>That's the thing.  In my experience, the system will fail many, many
>times less often than will a hard drive.  All Tom has are
>throertetical numbers from drive mfrs to back up his claim.  My real
>world experience shows a very different result.  And you minimize the
>risk with backups, at least at the most basic level.

I'm seeing power supply, motherboard, and memory failures at about the 
same rate as I'm seeing drive failures. I cited the manufacturers' specs 
for the benefit of our perpetual doubters who will discount my vast 
personal experience.

Of course our perpetual doubters will believe whatever they want to 
believe.

>No, they aren't.  Hard drives win the failure contest.  Hands down.

No so.
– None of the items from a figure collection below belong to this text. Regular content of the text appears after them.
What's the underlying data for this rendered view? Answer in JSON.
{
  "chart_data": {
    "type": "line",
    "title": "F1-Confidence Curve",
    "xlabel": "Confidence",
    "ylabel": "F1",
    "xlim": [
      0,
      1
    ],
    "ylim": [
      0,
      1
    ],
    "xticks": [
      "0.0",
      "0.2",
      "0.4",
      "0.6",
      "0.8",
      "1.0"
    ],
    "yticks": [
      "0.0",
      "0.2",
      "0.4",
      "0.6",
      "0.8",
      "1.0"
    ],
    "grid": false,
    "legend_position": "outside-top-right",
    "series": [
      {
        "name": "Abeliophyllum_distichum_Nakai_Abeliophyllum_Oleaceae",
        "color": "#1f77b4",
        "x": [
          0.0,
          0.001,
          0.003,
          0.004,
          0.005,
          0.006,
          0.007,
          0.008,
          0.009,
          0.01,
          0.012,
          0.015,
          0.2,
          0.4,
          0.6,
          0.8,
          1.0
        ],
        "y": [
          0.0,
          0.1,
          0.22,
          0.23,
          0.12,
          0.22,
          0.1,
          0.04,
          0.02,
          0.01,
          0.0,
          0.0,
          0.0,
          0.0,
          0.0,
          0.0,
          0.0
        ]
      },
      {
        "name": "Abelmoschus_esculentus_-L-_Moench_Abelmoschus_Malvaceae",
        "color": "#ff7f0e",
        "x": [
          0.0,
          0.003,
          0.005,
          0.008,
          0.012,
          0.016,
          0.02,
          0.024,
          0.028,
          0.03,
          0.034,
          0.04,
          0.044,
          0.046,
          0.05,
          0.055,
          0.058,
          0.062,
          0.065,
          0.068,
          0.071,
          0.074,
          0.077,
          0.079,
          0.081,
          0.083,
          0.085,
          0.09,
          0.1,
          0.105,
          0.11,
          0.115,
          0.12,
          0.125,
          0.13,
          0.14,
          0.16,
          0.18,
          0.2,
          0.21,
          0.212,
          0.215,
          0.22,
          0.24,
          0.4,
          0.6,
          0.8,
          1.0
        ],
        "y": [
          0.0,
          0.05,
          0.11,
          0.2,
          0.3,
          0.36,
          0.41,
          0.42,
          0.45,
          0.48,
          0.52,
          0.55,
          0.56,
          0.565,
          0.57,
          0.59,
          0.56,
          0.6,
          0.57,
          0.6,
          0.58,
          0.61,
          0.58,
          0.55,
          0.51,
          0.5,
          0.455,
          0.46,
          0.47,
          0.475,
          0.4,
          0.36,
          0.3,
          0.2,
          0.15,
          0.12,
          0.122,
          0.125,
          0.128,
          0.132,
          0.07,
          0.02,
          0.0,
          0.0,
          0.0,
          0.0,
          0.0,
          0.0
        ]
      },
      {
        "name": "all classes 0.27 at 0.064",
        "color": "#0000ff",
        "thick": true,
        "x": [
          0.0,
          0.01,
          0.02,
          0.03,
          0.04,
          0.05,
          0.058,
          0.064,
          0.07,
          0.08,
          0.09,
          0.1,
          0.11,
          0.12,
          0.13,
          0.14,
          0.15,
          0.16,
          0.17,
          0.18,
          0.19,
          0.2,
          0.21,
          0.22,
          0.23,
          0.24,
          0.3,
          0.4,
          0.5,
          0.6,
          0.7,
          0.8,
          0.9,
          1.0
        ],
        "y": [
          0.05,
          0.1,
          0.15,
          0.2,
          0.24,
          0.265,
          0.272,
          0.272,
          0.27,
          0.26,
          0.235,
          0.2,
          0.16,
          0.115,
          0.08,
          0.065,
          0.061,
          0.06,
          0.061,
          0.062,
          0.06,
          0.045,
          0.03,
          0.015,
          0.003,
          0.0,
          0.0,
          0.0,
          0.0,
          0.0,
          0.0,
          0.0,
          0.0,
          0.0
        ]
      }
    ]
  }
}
That is why I said to stop buying your drives from Toys R Us.

>...you keep arguing with me as if I think replicated
>servers are a bad thing.  I've made it very clear that they aren't, in
>fact they are quite valuable and I wish I had them.  But, they are
>also very, very costly compared to a RAID array.

Again, you are working with out of date ideas. Hardware costs are way 
down and performance is way up. Dedicated applicances can often lower 
costs further, decrease maintenance, and increase reliability. For 
example, I'm running one server here using s $69 linux-based appliance 
and 2 $100 drives and it is positively a joy.

We are trying to drag you into the 21st century.